DNA sequencing is becoming more of a reality but still is very costly and time consuming therefore it is not used routinely for determining relationships between organisms. But there is an approach that compares base sequences of organisms. Restriction enzymes - restriction endonucleases - cut DNA at specific sequences. For example the restriction enzyme EcoRI cuts DNA at G - AATTC (between the G and first A). DNA from two or more organisms can be digested and the resulting restriction fragments separated by electrophoresis. The patterns after electrophoresis can be compared to determine relatedness. Related organisms should have more similar patterns than unrelated organisms. This is routinely used in epidemiological studies of bacteria and viruses.
Ribosomal RNA sequencing
Sequencing the 16S ribosomal RNA gene. Used to determine the phylogenetic relationships among bacteria and determine diversity among communities of bacteria. Several advantages: All cells contain rRNA; Closely related species have fewer differences than distantly related species; rRNA genes are highly conserved compared to other gene sequences; rRNA sequencing doesnt require culturing the organism. The gene can be obtained using the polymerase chain reaction.
Polymerase chain reaction
Specific sequences of DNA can be amplified using site specific DNA primers and a DNA polymerase called Taq polymerase. See figure 9.14 for details.

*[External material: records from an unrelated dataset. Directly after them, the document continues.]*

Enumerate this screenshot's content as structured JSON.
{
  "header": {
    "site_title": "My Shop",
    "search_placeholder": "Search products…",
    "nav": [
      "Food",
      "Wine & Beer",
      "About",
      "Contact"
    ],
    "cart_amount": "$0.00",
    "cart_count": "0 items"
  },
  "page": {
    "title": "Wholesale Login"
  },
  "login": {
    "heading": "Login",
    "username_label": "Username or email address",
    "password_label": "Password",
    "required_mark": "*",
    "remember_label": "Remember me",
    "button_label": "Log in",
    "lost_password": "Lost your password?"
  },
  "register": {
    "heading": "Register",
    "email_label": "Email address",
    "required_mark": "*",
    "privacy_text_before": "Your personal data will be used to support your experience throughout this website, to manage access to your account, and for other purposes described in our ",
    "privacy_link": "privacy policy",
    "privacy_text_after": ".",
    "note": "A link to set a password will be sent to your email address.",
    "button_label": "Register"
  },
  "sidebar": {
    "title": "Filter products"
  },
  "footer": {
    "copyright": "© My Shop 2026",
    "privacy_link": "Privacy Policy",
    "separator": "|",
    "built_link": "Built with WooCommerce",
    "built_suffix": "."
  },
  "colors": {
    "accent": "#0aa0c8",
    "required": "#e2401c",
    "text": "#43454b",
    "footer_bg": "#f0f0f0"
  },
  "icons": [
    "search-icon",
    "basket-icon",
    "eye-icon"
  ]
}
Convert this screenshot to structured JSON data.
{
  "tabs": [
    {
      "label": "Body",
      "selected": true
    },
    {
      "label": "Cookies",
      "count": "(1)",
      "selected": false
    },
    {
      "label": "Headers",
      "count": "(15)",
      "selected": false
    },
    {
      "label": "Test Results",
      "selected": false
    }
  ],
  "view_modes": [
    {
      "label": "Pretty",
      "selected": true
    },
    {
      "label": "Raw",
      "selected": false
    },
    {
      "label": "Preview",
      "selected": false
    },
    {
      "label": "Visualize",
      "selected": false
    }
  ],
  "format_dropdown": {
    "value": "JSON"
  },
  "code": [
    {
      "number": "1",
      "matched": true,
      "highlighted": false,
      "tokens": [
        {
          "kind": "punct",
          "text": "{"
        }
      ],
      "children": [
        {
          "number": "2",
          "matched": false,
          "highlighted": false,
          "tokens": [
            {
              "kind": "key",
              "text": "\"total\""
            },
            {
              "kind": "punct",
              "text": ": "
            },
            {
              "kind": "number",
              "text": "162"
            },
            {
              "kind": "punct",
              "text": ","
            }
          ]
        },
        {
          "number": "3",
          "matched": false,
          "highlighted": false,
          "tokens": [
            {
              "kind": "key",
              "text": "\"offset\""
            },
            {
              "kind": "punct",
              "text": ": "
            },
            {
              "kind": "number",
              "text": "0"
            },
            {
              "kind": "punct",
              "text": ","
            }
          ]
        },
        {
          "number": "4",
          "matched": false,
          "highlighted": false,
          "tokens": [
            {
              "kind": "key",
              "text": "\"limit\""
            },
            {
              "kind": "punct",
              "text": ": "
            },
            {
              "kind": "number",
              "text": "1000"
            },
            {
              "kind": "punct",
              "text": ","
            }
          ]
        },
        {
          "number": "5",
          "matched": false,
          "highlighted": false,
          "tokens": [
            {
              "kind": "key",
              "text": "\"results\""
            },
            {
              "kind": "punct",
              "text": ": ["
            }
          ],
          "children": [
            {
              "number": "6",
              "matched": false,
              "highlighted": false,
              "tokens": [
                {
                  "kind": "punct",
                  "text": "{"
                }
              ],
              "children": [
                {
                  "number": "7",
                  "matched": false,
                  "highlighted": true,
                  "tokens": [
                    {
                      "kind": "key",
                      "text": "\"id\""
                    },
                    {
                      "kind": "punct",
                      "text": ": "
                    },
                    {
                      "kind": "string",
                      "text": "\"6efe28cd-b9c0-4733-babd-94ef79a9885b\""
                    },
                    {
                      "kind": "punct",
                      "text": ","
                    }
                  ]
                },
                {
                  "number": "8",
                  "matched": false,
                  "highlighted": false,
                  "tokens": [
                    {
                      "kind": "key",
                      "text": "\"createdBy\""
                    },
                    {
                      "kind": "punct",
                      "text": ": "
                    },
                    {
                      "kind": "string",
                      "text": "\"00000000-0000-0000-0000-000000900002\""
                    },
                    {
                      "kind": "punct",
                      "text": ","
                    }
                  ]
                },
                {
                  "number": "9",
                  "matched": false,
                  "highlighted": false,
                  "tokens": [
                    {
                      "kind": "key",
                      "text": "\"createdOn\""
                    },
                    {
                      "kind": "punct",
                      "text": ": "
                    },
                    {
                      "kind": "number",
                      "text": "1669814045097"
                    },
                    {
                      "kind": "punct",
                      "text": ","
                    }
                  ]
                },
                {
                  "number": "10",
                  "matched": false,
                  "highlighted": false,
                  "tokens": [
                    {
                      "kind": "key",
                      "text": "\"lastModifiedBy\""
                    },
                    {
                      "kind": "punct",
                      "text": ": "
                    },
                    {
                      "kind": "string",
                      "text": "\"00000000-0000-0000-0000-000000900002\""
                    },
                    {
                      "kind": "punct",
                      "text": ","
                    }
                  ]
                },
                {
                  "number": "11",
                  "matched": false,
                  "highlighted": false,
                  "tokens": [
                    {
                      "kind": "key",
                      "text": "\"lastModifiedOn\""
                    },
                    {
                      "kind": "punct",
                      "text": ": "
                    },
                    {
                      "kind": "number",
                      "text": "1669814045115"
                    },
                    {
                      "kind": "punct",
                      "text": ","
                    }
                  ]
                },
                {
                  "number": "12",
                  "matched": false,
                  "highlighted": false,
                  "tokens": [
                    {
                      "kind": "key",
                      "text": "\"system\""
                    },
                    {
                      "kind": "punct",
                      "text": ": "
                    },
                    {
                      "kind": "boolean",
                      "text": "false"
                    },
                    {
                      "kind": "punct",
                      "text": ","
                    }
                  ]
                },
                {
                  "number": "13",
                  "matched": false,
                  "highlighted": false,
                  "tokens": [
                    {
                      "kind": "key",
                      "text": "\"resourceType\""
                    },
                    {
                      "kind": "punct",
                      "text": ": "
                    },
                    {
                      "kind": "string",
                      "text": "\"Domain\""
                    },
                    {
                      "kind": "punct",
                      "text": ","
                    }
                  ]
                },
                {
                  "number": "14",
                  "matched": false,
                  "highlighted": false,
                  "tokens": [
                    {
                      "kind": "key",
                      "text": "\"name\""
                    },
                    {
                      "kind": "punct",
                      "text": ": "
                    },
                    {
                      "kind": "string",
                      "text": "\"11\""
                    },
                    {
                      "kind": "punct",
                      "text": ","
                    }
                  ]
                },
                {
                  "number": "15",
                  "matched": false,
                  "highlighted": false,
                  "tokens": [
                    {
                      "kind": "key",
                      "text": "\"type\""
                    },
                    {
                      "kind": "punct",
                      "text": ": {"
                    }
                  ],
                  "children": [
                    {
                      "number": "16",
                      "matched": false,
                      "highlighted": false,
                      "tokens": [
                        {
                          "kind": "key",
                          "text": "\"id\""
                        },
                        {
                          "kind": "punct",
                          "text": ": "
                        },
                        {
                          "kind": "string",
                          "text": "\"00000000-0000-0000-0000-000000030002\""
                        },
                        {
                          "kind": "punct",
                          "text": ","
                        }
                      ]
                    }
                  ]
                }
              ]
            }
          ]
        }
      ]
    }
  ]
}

Nucleic acid hybridization
Double stranded DNA can be denatured either chemically or thermally. Thermally denatured DNA will reform native double stranded DNA if cooled slowly since the two strands are complements of each other. If you have DNA from two different organisms mixed and denatured the degree at which they will form a double stranded helix (hybridize) depends on their relatedness.
Southern blotting relies on the same principle. See figure 9.12 DNA is probed with a piece of DNA that is labelled either with an enzyme or radioactive nucleotide.
REVIEW Table 10.5
Dichotomous keys are used for identification of microorganisms based on data from analysis described above, especially biochemical type.
Tree like structure used to show evolutionary relationships.